Jean Sévillia : « Le propos d’Emmanuel Macron n’a aucun sens sur un plan historique »

Jean Sévillia : « Il faut sortir de la Guerre d’Algérie dans l’intérêt de la France ! »

Alors qu'il était en Côte d'Ivoire, Emmanuel Macron a qualifié le colonialisme de « faute de la République ». Réaction de l'historien Jean Sévillia.

En Côte d’Ivoire, Emmanuel Macron a déclaré que le colonialisme avait été une faute de la République. Cette obsession pour la repentance revient régulièrement pour certains présidents de la République.
Emmanuel Macron a-t-il raison lorsqu’il parle de faute de la République ?

Ce propos n’a absolument aucun sens sur un plan historique. On juge l’Histoire dans son contexte et dans son époque. Raisonner en faisant une condamnation d’ordre moral sur la colonisation, c’est comme si les hommes du XIXe siècle avaient eu les éléments à partir desquels nous résonnons sur l’histoire coloniale européenne.
Cela ne veut rien dire. Ce n’est donc pas une faute de la République. Dans son contexte, la colonisation fut une entreprise économique, militaire et humanitaire. Il y a de multiples volets dans la colonisation. Il y a évidemment des pages sombres, mais avec le recul on doit dire qu’il y a aussi des pages lumineuses. Les Européens ont aussi apporté des bienfaits sur le plan social, médical, scientifique et même économique. Il faut faire la part des choses. On ne peut pas faire un reproche à nos ancêtres du XIXe siècle comme s’ils avaient toutes les clés en main comme celles que nous avons aujourd’hui pour réfléchir. Historiquement parlant, cela ne veut rien dire parce que c’est de l’anachronisme.

Les réseaux sociaux révèlent un débat.

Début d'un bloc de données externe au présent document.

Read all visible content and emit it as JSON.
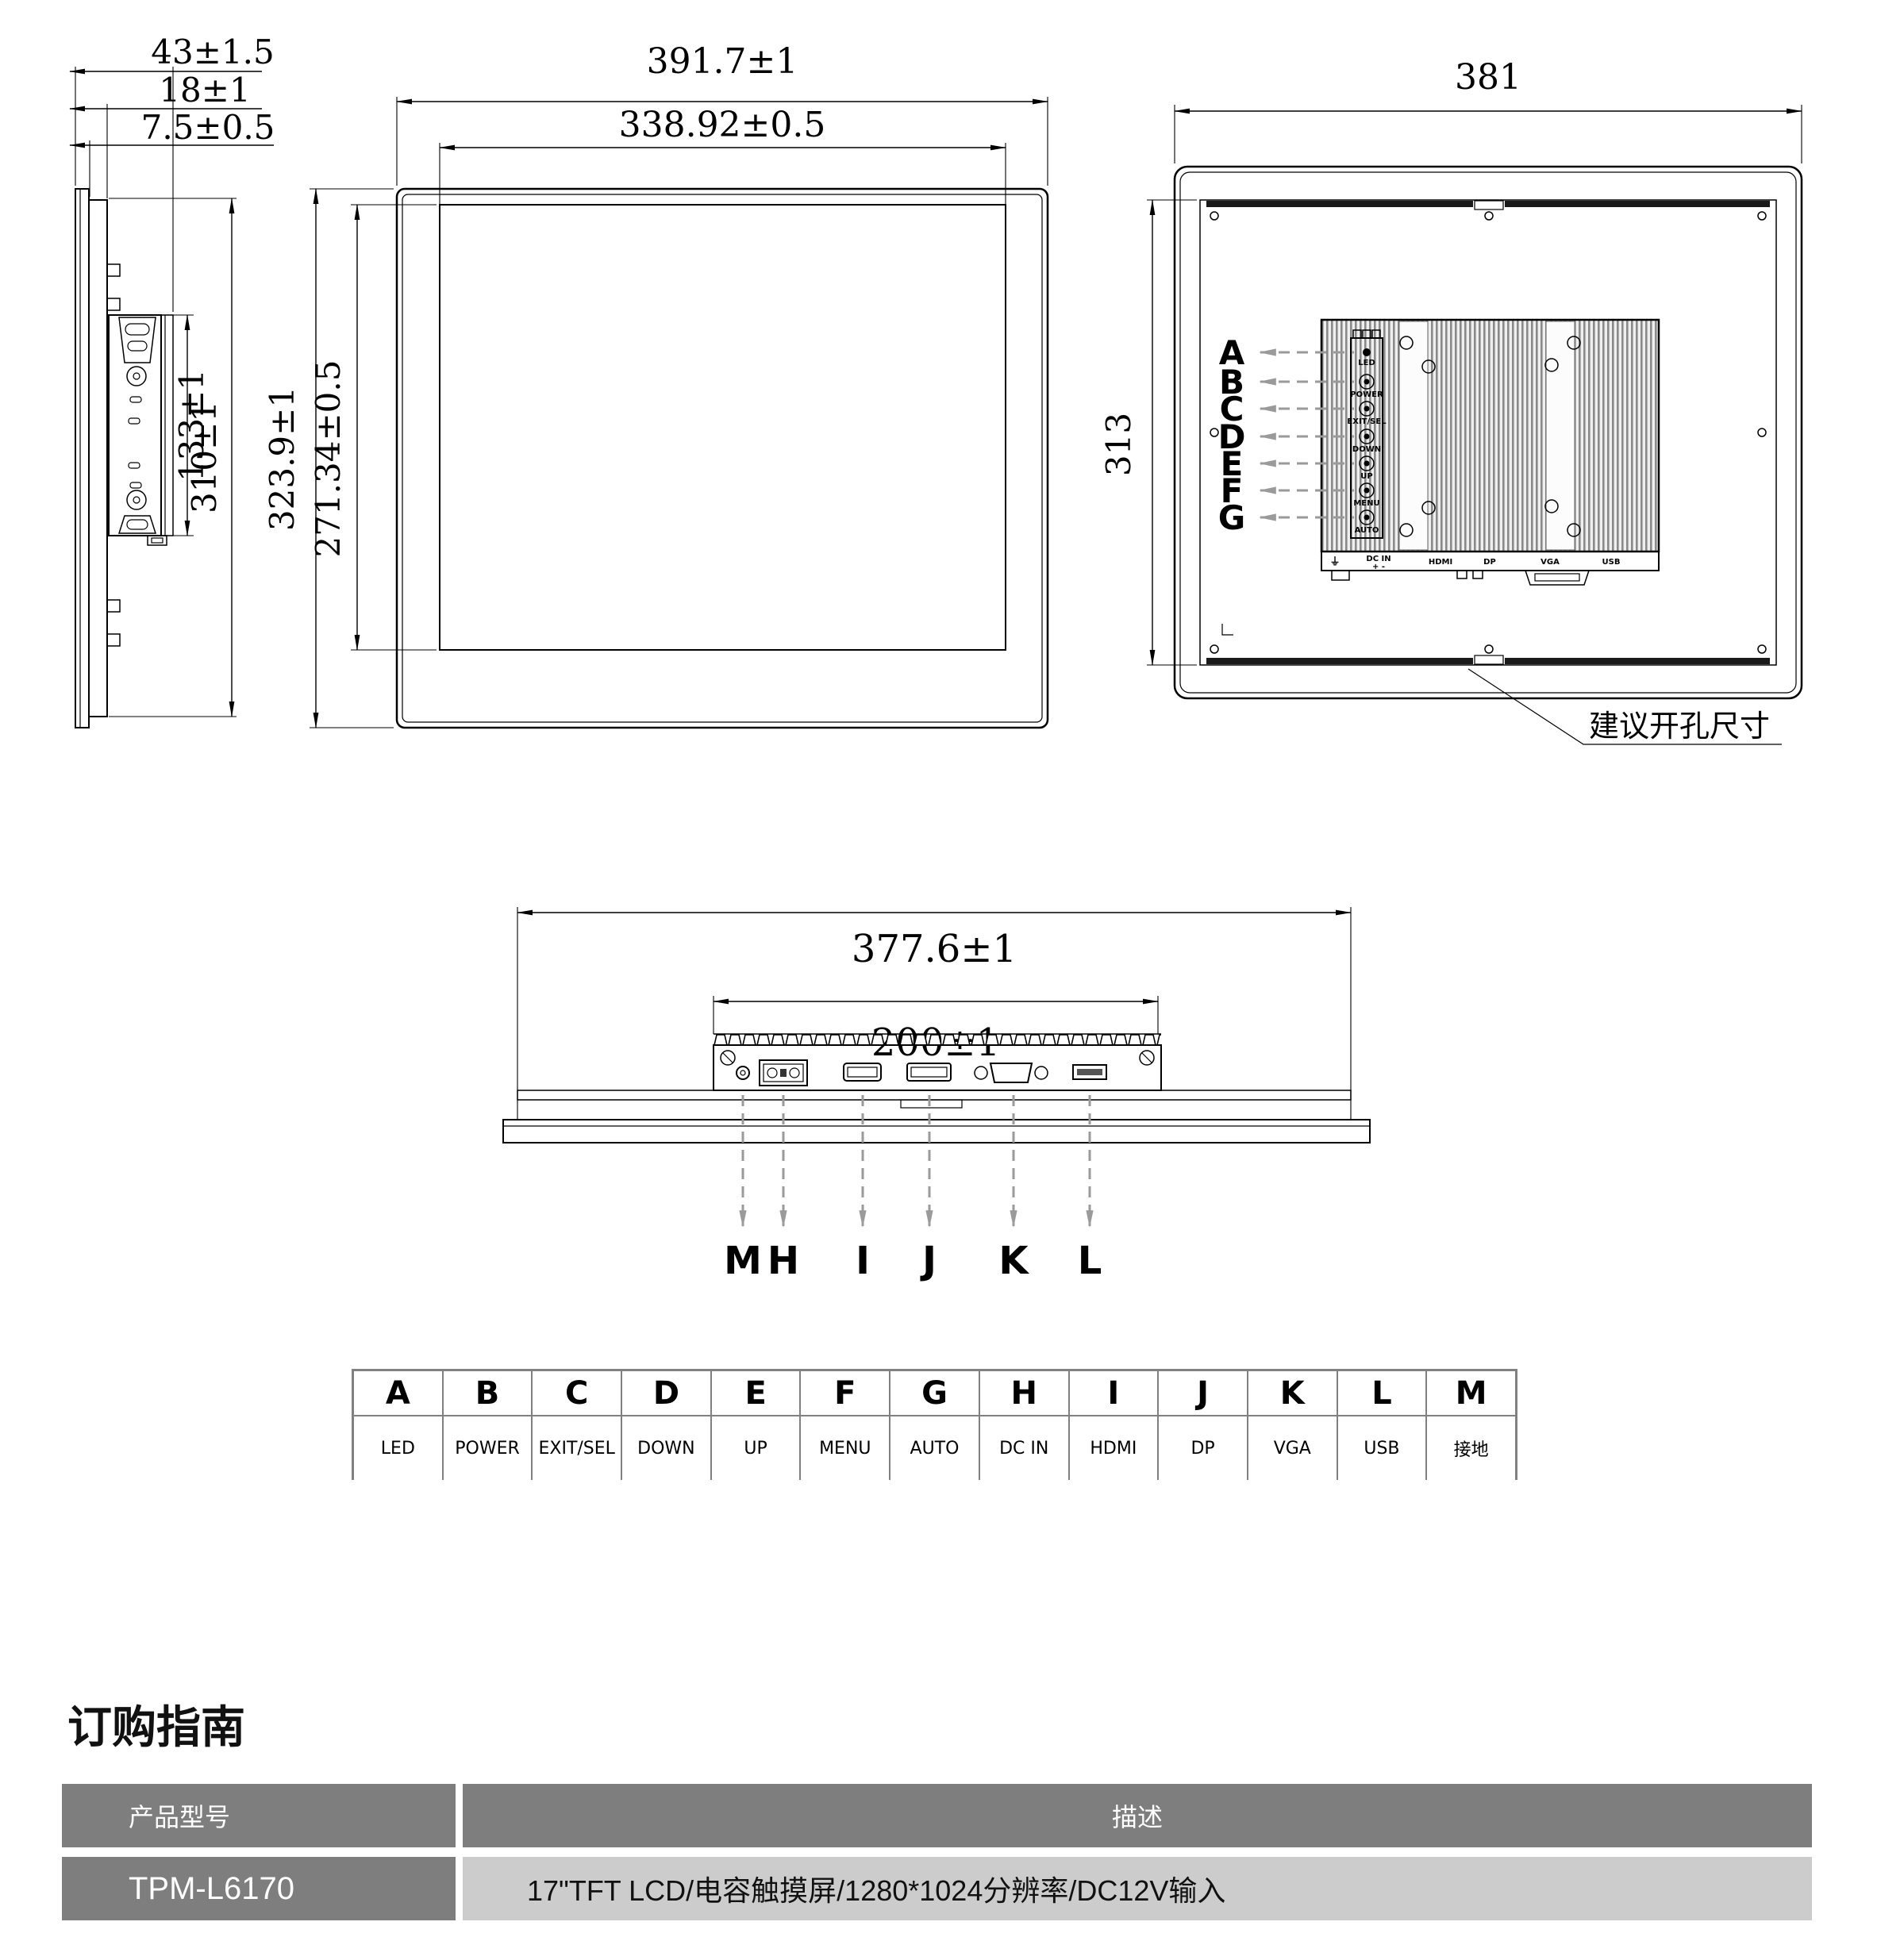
{
  "side_view": {
    "dim_depth_total": "43±1.5",
    "dim_depth_body": "18±1",
    "dim_depth_front": "7.5±0.5",
    "dim_module_height": "133±1",
    "dim_body_height": "310±1"
  },
  "front_view": {
    "dim_outer_width": "391.7±1",
    "dim_screen_width": "338.92±0.5",
    "dim_outer_height": "323.9±1",
    "dim_screen_height": "271.34±0.5"
  },
  "rear_view": {
    "dim_width": "381",
    "dim_height": "313",
    "cutout_note": "建议开孔尺寸",
    "callouts": [
      "A",
      "B",
      "C",
      "D",
      "E",
      "F",
      "G"
    ],
    "controls": [
      "LED",
      "POWER",
      "EXIT/SEL",
      "DOWN",
      "UP",
      "MENU",
      "AUTO"
    ],
    "ports": {
      "ground": "⏚",
      "dcin": "DC IN",
      "polarity": "+  -",
      "hdmi": "HDMI",
      "dp": "DP",
      "vga": "VGA",
      "usb": "USB"
    }
  },
  "bottom_view": {
    "dim_outer": "377.6±1",
    "dim_module": "200±1",
    "callouts": [
      "M",
      "H",
      "I",
      "J",
      "K",
      "L"
    ]
  },
  "legend": {
    "headers": [
      "A",
      "B",
      "C",
      "D",
      "E",
      "F",
      "G",
      "H",
      "I",
      "J",
      "K",
      "L",
      "M"
    ],
    "labels": [
      "LED",
      "POWER",
      "EXIT/SEL",
      "DOWN",
      "UP",
      "MENU",
      "AUTO",
      "DC IN",
      "HDMI",
      "DP",
      "VGA",
      "USB",
      "接地"
    ]
  },
  "ordering": {
    "heading": "订购指南",
    "col_model": "产品型号",
    "col_desc": "描述",
    "model": "TPM-L6170",
    "description": "17\"TFT LCD/电容触摸屏/1280*1024分辨率/DC12V输入"
  }
}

D’un côté, certains disent que la colonisation était essentiellement positive et de l’autre côté certains disent qu’elle était exclusivement négative.
Comme d’habitude, la vérité se situe entre les deux…

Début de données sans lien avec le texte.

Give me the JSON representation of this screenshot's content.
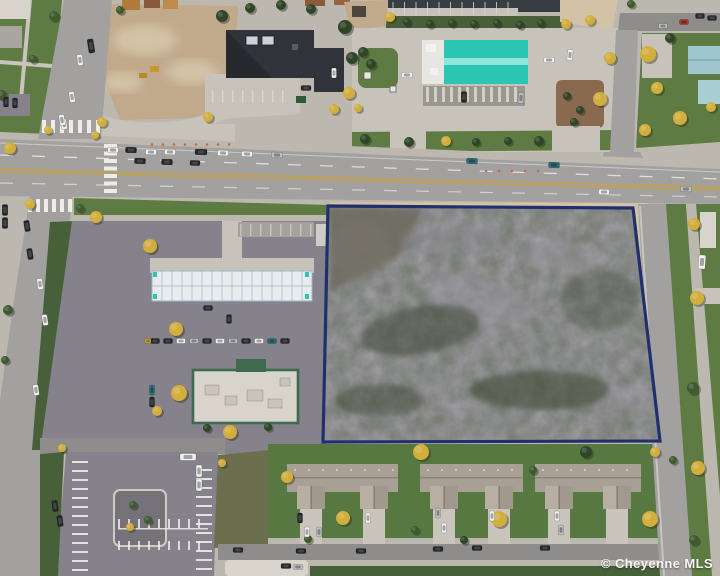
{
  "image": {
    "description": "Aerial drone photo of a vacant commercial lot outlined in dark blue at a city intersection, surrounded by roads, parking lots, a teal-roofed car wash, a restaurant, construction dirt lots and townhomes"
  },
  "watermark": {
    "text": "© Cheyenne MLS"
  },
  "parcel": {
    "outline_color": "#20306f",
    "outline_width": 3.2
  },
  "colors": {
    "parcel_outline": "#20306f",
    "lot_base": "#575952",
    "road": "#a3a1a0",
    "road_dark": "#8f8d8c",
    "asphalt": "#85828b",
    "concrete": "#c7c3ba",
    "sidewalk": "#bcb8b0",
    "grass": "#5f7b44",
    "grass_dark": "#47603a",
    "lawn": "#587842",
    "olive_field": "#6c6f4d",
    "dirt": "#c1a98c",
    "dirt_light": "#d3c3a6",
    "teal_roof": "#2cc5b3",
    "teal_roof_light": "#8fe6da",
    "dark_roof": "#30343a",
    "tan_roof": "#a9a095",
    "tan_roof_light": "#b8afa2",
    "white_roof": "#d8d4cb",
    "green_trim": "#3e6b4f",
    "mulch": "#8a6a4e",
    "water": "#383d44",
    "tree_green": "#3f5a31",
    "tree_dark": "#2f4527",
    "tree_yellow": "#d2ae3c",
    "car_white": "#f0f0ee",
    "car_dark": "#24262a",
    "car_silver": "#bdbfc1",
    "car_teal": "#2b6f78",
    "car_red": "#a83a2e",
    "car_yellow": "#d2a72e",
    "marking_white": "#f4f2ee",
    "marking_yellow": "#c8a23c",
    "cone_orange": "#cf6a2a",
    "watermark": "#ffffff"
  }
}
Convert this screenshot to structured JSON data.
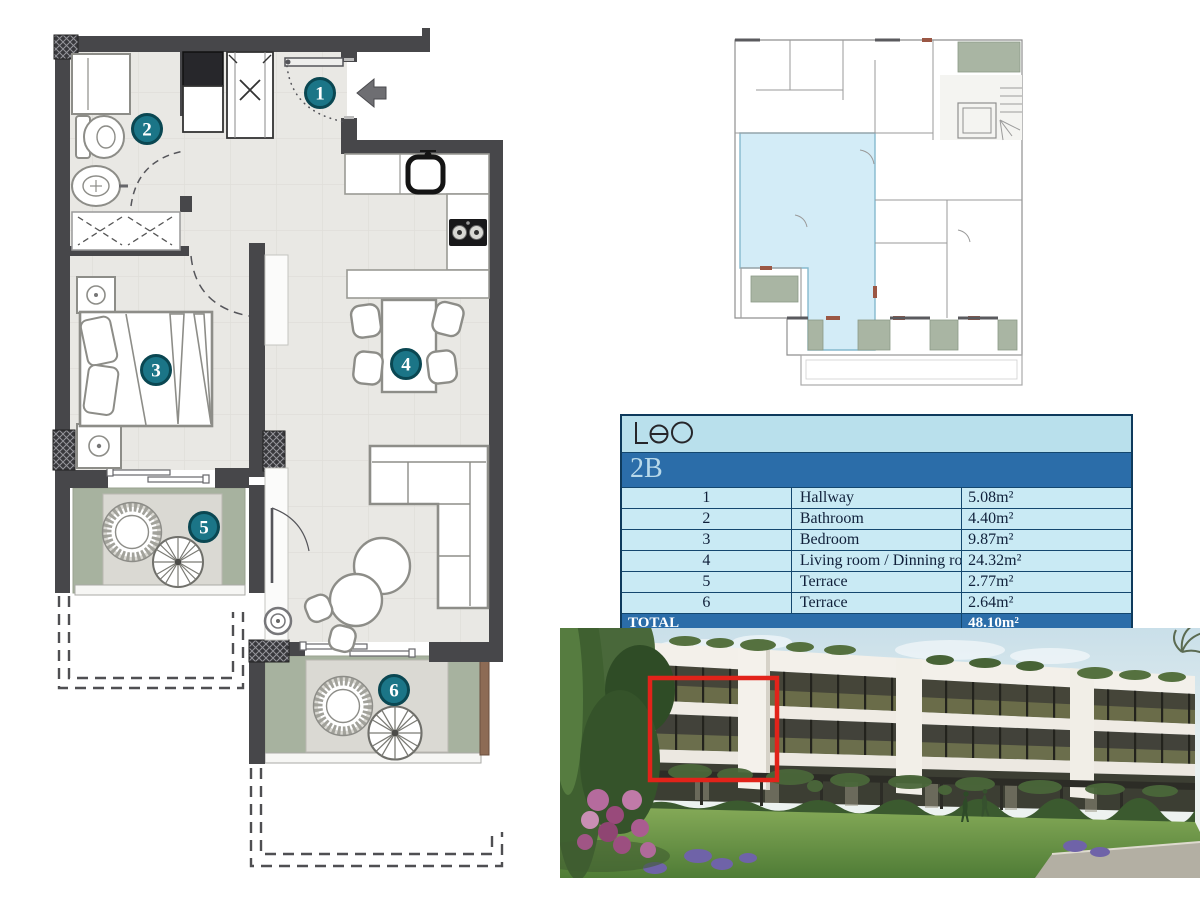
{
  "brand": {
    "logo_text": "Leo"
  },
  "unit": {
    "name": "2B",
    "rooms": [
      {
        "num": "1",
        "name": "Hallway",
        "area": "5.08m²"
      },
      {
        "num": "2",
        "name": "Bathroom",
        "area": "4.40m²"
      },
      {
        "num": "3",
        "name": "Bedroom",
        "area": "9.87m²"
      },
      {
        "num": "4",
        "name": "Living room / Dinning room / Kitchen",
        "area": "24.32m²"
      },
      {
        "num": "5",
        "name": "Terrace",
        "area": "2.77m²"
      },
      {
        "num": "6",
        "name": "Terrace",
        "area": "2.64m²"
      }
    ],
    "total_label": "TOTAL",
    "total_area": "48.10m²"
  },
  "colors": {
    "table_header_light_blue": "#b9e0ec",
    "table_row_blue": "#c9eaf4",
    "table_accent_blue": "#2b6da9",
    "table_border_navy": "#0e3a5c",
    "badge_teal": "#1b7587",
    "plan_wall_gray": "#47474a",
    "plan_floor_gray": "#e9e8e4",
    "terrace_green": "#a7b29f",
    "locator_unit_blue": "#d3ecf7",
    "photo_highlight_red": "#e2231a"
  }
}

En Histoire, tout se situe toujours entre les deux. L’Histoire n’est jamais manichéenne. La part négative dans la colonisation qu’il ne sert à rien de nier. Cette vision inégalitaire entre civilisations ne correspond plus aujourd’hui à nos critères. La colonisation a pu être une forme d’exploitation. Il y a pu avoir aussi de la violence et de l’injustice dans l’œuvre coloniale. Cela existait. C’est absurde de le nier. Mais il est tout aussi absurde de nier la phase positive et lumineuse de la colonisation. On a apporté des bienfaits aux peuples que nous avons colonisés. Il faut le dire, car cela fait partie de la réalité. Cette réalité est balancée. Ce n’est pas tout bien ou tout mal. C’est un mélange des deux, comme l’Histoire en général.

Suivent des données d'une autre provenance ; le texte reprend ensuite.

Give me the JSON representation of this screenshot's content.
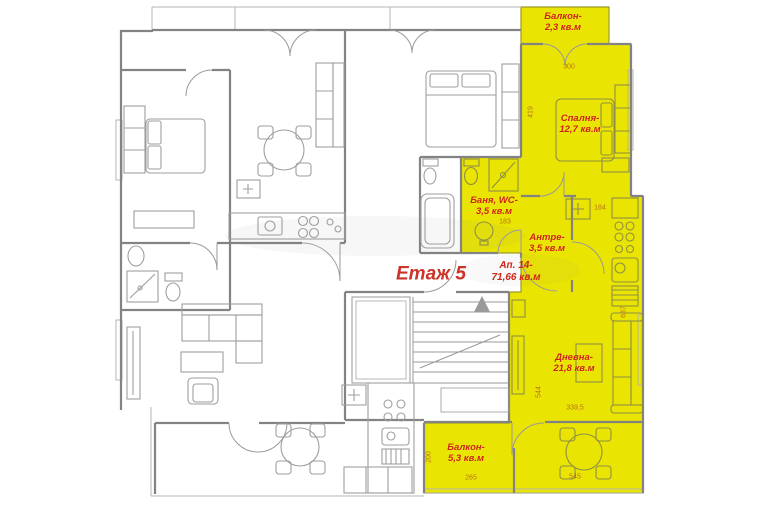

Qu’est-ce qui pousse régulièrement nos chefs d’État à faire amende honorable sur les crimes de la colonisation ? Idéologie ou but politique ?

Ils doivent espérer s’attirer les bonnes grâces des dirigeants des pays anciennement colonisés. C’est à mon avis un mauvais calcul. Autant on voit que les Algériens par exemple ont un regard très critique sur la présence française en Algérie, autant les dirigeants d’Afrique subsaharienne ne sont souvent pas dans cette optique-là.
Aller au-devant de revendications de repentance, c’est donner des verges pour se faire battre et donner des armes à ceux qui veulent une fois de plus nous pénaliser et nous culpabiliser. Cela me paraît être de mauvaise politique. C’est aussi une forme d’insulte à l’égard de l’Histoire de France, qui de la part du chef de l’État est bien fâcheux. À un moment où une grande partie de l’armée française est engagée dans des opérations extrêmement difficiles en Afrique, cela me paraît être un langage imprudent pour le chef des Armées.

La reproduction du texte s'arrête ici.